How do employers sort through all this? Kaplan says they will have to walk a fine line between keeping employees happy and controlling health care budgets.
“I tell clients who are not paying [for a treatment or drug] that they have to maintain their benefits budget,” says Kaplan. “It’s a hard stance. They have to budget so that everyone can have reasonable access to care.” He suggests being honest with employees, telling them they must pay for lifestyle drugs such as Viagra so that health plans can cover life-saving procedures such as organ transplants.
“We’re getting to the point of rationing care, and the decisions get dumped on employers who are not prepared for them,” he says.
Sinni advises employers to determine where the greatest needs are and to apply resources where they need to be. “Is there a right or wrong answer? Probably not,” he says. “It depends on the employer’s social contract with employees. How much cost do they want them to bear?”
On the other hand, Kolling points out that although covering lifestyle drugs may be costly in the short term, it may pay off in the long run by retaining valuable employees.

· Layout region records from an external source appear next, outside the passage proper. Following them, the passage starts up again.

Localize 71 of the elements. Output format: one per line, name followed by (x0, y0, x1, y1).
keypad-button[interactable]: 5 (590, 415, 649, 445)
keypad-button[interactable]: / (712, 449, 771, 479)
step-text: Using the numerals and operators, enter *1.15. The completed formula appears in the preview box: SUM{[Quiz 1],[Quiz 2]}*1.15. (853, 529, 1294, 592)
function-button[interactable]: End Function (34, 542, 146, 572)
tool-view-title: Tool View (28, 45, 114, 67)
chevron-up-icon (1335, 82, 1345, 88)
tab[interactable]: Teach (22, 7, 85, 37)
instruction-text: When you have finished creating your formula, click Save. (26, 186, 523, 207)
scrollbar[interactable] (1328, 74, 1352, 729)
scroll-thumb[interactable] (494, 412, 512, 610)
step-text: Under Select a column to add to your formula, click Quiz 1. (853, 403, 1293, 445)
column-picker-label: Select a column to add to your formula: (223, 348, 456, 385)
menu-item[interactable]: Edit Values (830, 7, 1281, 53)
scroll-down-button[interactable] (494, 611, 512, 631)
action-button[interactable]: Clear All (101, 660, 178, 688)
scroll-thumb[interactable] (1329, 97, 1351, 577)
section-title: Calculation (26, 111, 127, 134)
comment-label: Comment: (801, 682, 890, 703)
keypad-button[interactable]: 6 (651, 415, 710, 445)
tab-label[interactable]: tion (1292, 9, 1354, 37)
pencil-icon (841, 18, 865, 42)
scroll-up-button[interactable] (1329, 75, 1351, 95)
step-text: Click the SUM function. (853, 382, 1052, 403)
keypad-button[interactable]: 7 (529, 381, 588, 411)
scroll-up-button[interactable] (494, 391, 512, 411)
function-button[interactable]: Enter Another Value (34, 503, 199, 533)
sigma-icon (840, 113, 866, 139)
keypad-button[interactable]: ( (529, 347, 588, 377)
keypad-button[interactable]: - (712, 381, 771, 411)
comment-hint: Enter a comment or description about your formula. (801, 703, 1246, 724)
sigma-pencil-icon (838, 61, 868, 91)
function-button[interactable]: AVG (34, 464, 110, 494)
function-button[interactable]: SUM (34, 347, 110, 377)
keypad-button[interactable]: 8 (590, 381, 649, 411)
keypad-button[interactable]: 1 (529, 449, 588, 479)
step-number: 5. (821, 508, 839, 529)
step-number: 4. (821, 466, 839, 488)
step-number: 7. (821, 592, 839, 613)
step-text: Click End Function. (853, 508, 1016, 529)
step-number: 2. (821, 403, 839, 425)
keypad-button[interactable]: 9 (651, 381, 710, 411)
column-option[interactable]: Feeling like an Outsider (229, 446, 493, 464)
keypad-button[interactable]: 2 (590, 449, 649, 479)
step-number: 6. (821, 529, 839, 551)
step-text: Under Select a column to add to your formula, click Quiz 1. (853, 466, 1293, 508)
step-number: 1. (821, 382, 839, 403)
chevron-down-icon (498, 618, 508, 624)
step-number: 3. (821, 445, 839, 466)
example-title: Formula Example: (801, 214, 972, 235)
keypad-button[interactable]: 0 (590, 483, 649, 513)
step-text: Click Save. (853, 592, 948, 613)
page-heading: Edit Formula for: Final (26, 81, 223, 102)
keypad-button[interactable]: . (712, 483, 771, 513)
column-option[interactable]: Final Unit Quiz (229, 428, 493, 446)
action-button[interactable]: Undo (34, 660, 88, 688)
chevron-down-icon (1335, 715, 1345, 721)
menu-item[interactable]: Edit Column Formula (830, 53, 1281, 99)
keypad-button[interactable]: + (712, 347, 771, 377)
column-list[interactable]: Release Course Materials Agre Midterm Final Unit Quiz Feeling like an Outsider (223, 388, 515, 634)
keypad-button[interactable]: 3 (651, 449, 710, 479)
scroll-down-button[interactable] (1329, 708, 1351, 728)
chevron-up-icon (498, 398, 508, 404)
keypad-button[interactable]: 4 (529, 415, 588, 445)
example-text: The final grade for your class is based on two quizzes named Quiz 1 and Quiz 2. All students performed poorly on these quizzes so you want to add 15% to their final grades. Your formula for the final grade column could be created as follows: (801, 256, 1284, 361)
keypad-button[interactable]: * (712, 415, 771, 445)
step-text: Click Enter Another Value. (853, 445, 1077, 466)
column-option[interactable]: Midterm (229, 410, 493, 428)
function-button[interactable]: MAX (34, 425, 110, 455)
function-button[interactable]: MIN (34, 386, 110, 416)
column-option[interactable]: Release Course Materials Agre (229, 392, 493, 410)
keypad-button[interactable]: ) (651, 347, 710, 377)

Flagstad and Kolling predict that companies will start pressuring insurers to cover Viagra, noting that employers sometimes have different concerns than managed-care providers, which concentrate on short-term costs.
“The benefits manager has to balance it all out,” Kolling says. “Employers are very interested in having employees on the job and out of hospitals. And if it’s a skilled workforce and the people are difficult to hire, retain and replace,” there is even more interest in providing benefits that employees demand.